Cris? Sim, me chamam de Cris. Léo sabia que o meu nome era Clair, já havia descrito como a minha mãe era louca por Debussy. Clair Lune foi o resultado dessa paixão.
Ele apenas me apresentava como Cris, e eu, que não me importo, não corrijo. Na verdade, eu não falo... Poucas são as pessoas que já ouviram a minha voz. Entre elas: meus pais, Ana, Léo, alguns professores e a classe de literatura, porque o professor me fez ler um soneto.
Léo nasceu comigo, praticamente é meu irmão, nossas mães se conheceram na maternidade, e parece que foram amigas até eu ficar órfã. Não gosto dessa história, quero pular.
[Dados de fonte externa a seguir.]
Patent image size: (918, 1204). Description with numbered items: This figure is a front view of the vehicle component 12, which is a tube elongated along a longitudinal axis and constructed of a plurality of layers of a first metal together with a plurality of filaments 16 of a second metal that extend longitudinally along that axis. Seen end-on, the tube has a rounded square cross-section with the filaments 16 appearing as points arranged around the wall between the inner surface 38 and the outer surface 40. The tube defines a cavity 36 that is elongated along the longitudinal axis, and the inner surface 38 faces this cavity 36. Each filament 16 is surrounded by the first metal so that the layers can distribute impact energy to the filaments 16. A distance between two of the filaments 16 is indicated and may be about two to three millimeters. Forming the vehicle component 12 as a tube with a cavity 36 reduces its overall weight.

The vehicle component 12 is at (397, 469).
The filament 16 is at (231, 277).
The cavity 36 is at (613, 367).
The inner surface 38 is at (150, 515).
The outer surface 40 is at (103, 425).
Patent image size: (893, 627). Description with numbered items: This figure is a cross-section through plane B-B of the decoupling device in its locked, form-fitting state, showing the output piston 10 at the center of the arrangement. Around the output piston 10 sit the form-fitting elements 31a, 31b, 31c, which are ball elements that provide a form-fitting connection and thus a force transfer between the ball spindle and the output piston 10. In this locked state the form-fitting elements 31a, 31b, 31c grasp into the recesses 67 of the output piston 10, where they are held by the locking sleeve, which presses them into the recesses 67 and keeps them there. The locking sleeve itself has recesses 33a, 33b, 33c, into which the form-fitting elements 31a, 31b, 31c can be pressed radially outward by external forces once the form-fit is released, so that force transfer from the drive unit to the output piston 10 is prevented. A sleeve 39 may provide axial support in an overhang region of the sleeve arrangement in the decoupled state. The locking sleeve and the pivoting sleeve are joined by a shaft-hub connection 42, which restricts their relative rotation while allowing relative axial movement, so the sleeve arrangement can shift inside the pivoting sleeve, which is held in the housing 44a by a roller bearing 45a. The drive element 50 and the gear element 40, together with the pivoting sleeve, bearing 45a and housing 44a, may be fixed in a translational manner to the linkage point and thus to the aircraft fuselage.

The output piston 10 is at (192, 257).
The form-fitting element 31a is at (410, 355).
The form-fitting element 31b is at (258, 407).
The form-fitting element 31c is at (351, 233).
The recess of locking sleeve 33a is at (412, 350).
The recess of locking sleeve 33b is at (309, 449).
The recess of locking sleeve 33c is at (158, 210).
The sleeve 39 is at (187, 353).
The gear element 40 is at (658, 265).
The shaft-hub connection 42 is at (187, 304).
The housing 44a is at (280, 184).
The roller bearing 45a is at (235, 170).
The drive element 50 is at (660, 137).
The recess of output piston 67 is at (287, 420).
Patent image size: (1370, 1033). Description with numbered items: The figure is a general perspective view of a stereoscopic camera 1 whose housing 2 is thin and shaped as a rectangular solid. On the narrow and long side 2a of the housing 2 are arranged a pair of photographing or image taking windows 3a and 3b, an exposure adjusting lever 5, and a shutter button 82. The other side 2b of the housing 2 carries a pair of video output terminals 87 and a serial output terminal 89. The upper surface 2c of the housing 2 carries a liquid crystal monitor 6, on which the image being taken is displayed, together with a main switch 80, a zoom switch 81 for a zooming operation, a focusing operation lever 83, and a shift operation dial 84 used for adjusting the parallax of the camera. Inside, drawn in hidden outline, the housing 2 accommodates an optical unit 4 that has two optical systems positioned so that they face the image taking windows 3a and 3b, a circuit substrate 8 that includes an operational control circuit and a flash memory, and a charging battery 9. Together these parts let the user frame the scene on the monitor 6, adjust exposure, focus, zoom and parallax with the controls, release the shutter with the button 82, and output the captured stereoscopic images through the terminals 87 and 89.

Diziam que eu tinha alguma doença, porque minha primeira palavra foi aos quatro anos, mas sempre me senti completamente normal. Segundo Léo, eu estava nervosa com alguma coisa e disse 'Não'.
Nunca liguei para palavras, e não me importo muito com o que dizem, eu sei o que elas sentem. Apenas sei.
Ana é minha irmã mais nova, ela não gosta muito de quando vou buscá-la na escola. Ouço coisas do tipo 'você é estranha' o tempo inteiro, e Ana se arrepende de dizer. Sinto pela voz e expressão que ela faz assim que diz.
Naquela noite, eu despistei Léo e os amigos inexpressivos dele, e desapareci na orla.
Eu, a areia e a maresia. Tirei o salto e caminhei até a água, que parecia estar tão fria quanto aquela noite de agosto há dois anos. E podia jurar que ela estava apenas chegando e não era apenas uma lembrança.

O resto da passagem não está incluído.